Cross-format conversion: All converters fix mismatches at the IR level before format conversion.

Passthrough / direct use: Import the format-specific function:

# For OpenAI Chat Completions format
from llm_rosetta.converters.openai_chat.tool_ops import fix_orphaned_tool_calls

messages = fix_orphaned_tool_calls(messages)
messages = fix_orphaned_tool_calls(messages, placeholder="[Skipped by user]")
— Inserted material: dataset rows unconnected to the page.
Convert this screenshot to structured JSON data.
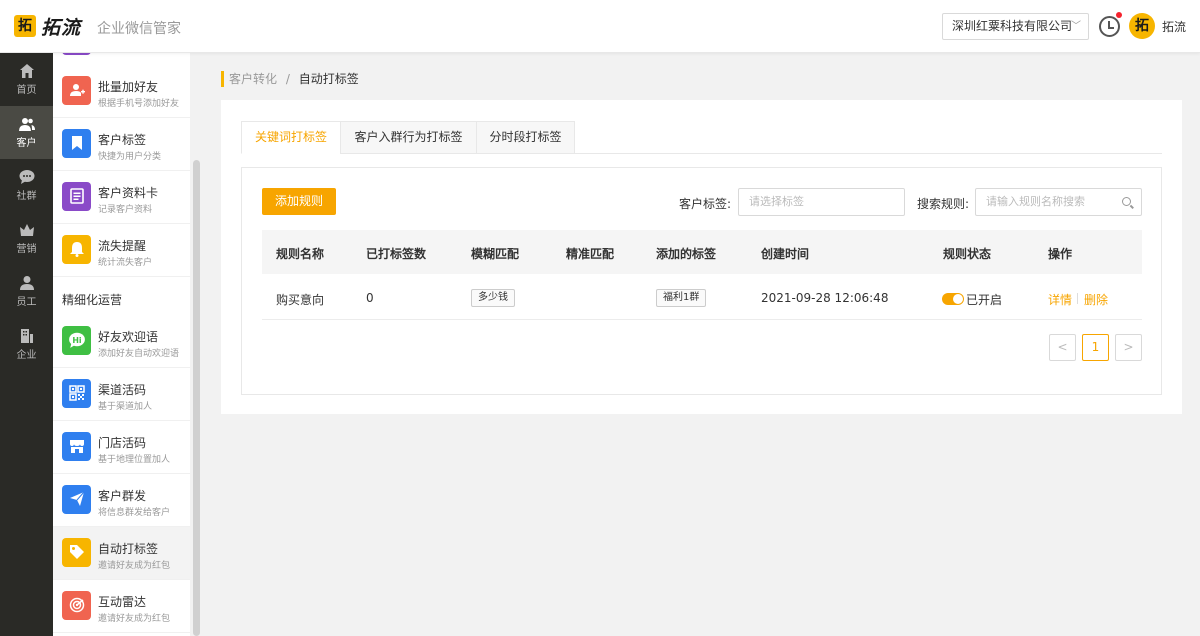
{
  "header": {
    "logo_mark": "拓",
    "logo_text": "拓流",
    "subtitle": "企业微信管家",
    "company": "深圳红粟科技有限公司",
    "user_avatar": "拓",
    "user_name": "拓流"
  },
  "nav": {
    "items": [
      {
        "label": "首页",
        "icon": "home-icon"
      },
      {
        "label": "客户",
        "icon": "users-icon"
      },
      {
        "label": "社群",
        "icon": "chat-icon"
      },
      {
        "label": "营销",
        "icon": "crown-icon"
      },
      {
        "label": "员工",
        "icon": "person-icon"
      },
      {
        "label": "企业",
        "icon": "building-icon"
      }
    ],
    "active": "客户"
  },
  "submenu": {
    "items": [
      {
        "title": "批量加好友",
        "desc": "根据手机号添加好友",
        "icon": "add-user-icon",
        "color": "#f06450"
      },
      {
        "title": "客户标签",
        "desc": "快捷为用户分类",
        "icon": "bookmark-icon",
        "color": "#2f7fef"
      },
      {
        "title": "客户资料卡",
        "desc": "记录客户资料",
        "icon": "card-icon",
        "color": "#8a4ac8"
      },
      {
        "title": "流失提醒",
        "desc": "统计流失客户",
        "icon": "bell-icon",
        "color": "#f7b500"
      }
    ],
    "section": "精细化运营",
    "items2": [
      {
        "title": "好友欢迎语",
        "desc": "添加好友自动欢迎语",
        "icon": "hi-icon",
        "color": "#3fbf43"
      },
      {
        "title": "渠道活码",
        "desc": "基于渠道加人",
        "icon": "qr-icon",
        "color": "#2f7fef"
      },
      {
        "title": "门店活码",
        "desc": "基于地理位置加人",
        "icon": "store-icon",
        "color": "#2f7fef"
      },
      {
        "title": "客户群发",
        "desc": "将信息群发给客户",
        "icon": "send-icon",
        "color": "#2f7fef"
      },
      {
        "title": "自动打标签",
        "desc": "邀请好友成为红包",
        "icon": "tag-icon",
        "color": "#f7b500"
      },
      {
        "title": "互动雷达",
        "desc": "邀请好友成为红包",
        "icon": "radar-icon",
        "color": "#f06450"
      }
    ]
  },
  "breadcrumb": {
    "parent": "客户转化",
    "sep": "/",
    "current": "自动打标签"
  },
  "tabs": [
    "关键词打标签",
    "客户入群行为打标签",
    "分时段打标签"
  ],
  "toolbar": {
    "add_label": "添加规则",
    "tag_filter_label": "客户标签:",
    "tag_filter_placeholder": "请选择标签",
    "search_label": "搜索规则:",
    "search_placeholder": "请输入规则名称搜索"
  },
  "table": {
    "columns": [
      "规则名称",
      "已打标签数",
      "模糊匹配",
      "精准匹配",
      "添加的标签",
      "创建时间",
      "规则状态",
      "操作"
    ],
    "rows": [
      {
        "name": "购买意向",
        "count": "0",
        "fuzzy": "多少钱",
        "exact": "",
        "tag": "福利1群",
        "created": "2021-09-28 12:06:48",
        "status": "已开启",
        "actions": [
          "详情",
          "删除"
        ]
      }
    ]
  },
  "pager": {
    "prev": "<",
    "page": "1",
    "next": ">"
  },
  "colors": {
    "accent": "#f7a500",
    "brand": "#f7b500",
    "sidebar": "#2a2a26"
  }
}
# For OpenAI Responses format
from llm_rosetta.converters.openai_responses.tool_ops import fix_orphaned_tool_calls

items = fix_orphaned_tool_calls(items)

Google camelCase vs snake_case

Google's REST API and CLI tools (e.g. Gemini CLI) use camelCase (inlineData, mimeType, functionCall, functionResponse, functionDeclarations, responseMimeType, thinkingConfig, etc.) while the Python SDK uses snake_case. LLM-Rosetta's Google converter accepts both conventions transparently in all layers — content, tools, config, and response fields. All IR→Provider output uses camelCase for REST API compatibility.

For a comprehensive list of all camelCase/snake_case field pairs and other real-world compatibility issues discovered during live testing, see the Provider & CLI Compatibility Matrix.